A perdre la raison !
01 nov. 2024Nous avons tous entendu sur les ondes l’histoire du bébé prématuré, Santiago, enlevé par ses parents de l’hôpital, et retrouvé par la police en Belgique. Voici la réaction d’une abonnée à notre site, qui vit à Bruxelles, et qu’elle nous a partagée spontanément.
Vendredi 25 octobre,19h30, je regarde une chaîne d’informations en continu.
Breaking News : Santiago, 17 jours, grand prématuré enlevé par ses parents de l’hôpital où il était en néonatologie, est retrouvé vivant, quatre jours après son enlèvement, malgré tous les pronostics.. Ses parents sont arrêtés, le bébé est hospitalisé.
Grande joie du journaliste, suivi du défilé ininterrompu de spécialistes en tous genres.
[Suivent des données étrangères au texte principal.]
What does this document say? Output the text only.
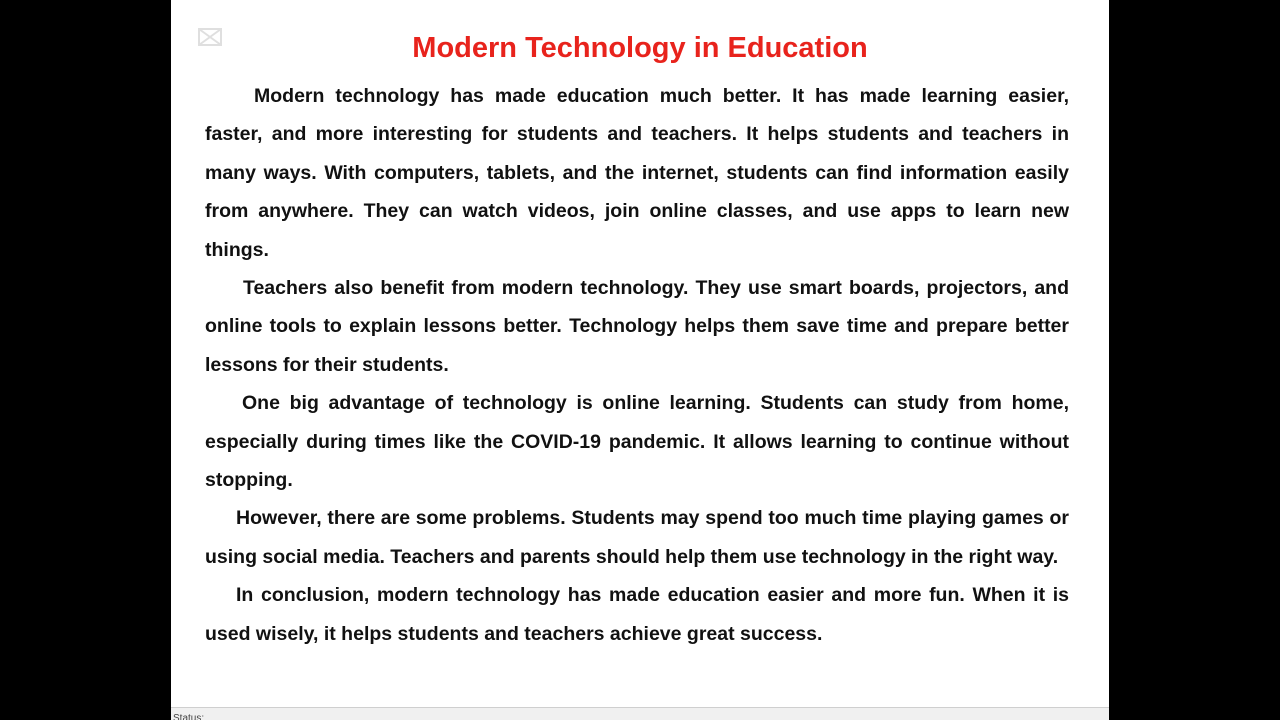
Modern Technology in Education

Modern technology has made education much better. It has made learning easier, faster, and more interesting for students and teachers. It helps students and teachers in many ways. With computers, tablets, and the internet, students can find information easily from anywhere. They can watch videos, join online classes, and use apps to learn new things.

Teachers also benefit from modern technology. They use smart boards, projectors, and online tools to explain lessons better. Technology helps them save time and prepare better lessons for their students.

One big advantage of technology is online learning. Students can study from home, especially during times like the COVID-19 pandemic. It allows learning to continue without stopping.

However, there are some problems. Students may spend too much time playing games or using social media. Teachers and parents should help them use technology in the right way.

In conclusion, modern technology has made education easier and more fun. When it is used wisely, it helps students and teachers achieve great success.

Status:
Sous les commentaires techniques et froids d’experts médicaux et juridiques, défilent les photos d’identité du très jeune couple de parents, la vingtaine.
Visages cernés, cabossés de la vie, lourds passés d’emprisonnement, de drogue, de pauvreté. Placés lorsqu’ils étaient enfants, le procureur nous dit que les parents venaient d’apprendre que c’était le sort qui attendait le bébé, et la motivation probable de l’enlèvement par les parents.
Le journaliste répète en boucle, deux heures durant, les pauvres éléments factuels dont il dispose, insistant sur le risque coupable que ces parents irresponsables ont fait courir à leur bébé. Et les photos des parents qui ont, sans aucun doute, mis la vie de leur bébé en danger continuent à défiler, car il n’y a rien d’autre à montrer, et il faut meubler.
Le traitement médiatique sans empathie de ce drame, sans autre considération que la vie physique du bébé, me donne la nausée ; et sans en savoir plus que le journaliste ou les experts, une tout autre histoire que celle qu’on m’offre en pâture me serre la gorge .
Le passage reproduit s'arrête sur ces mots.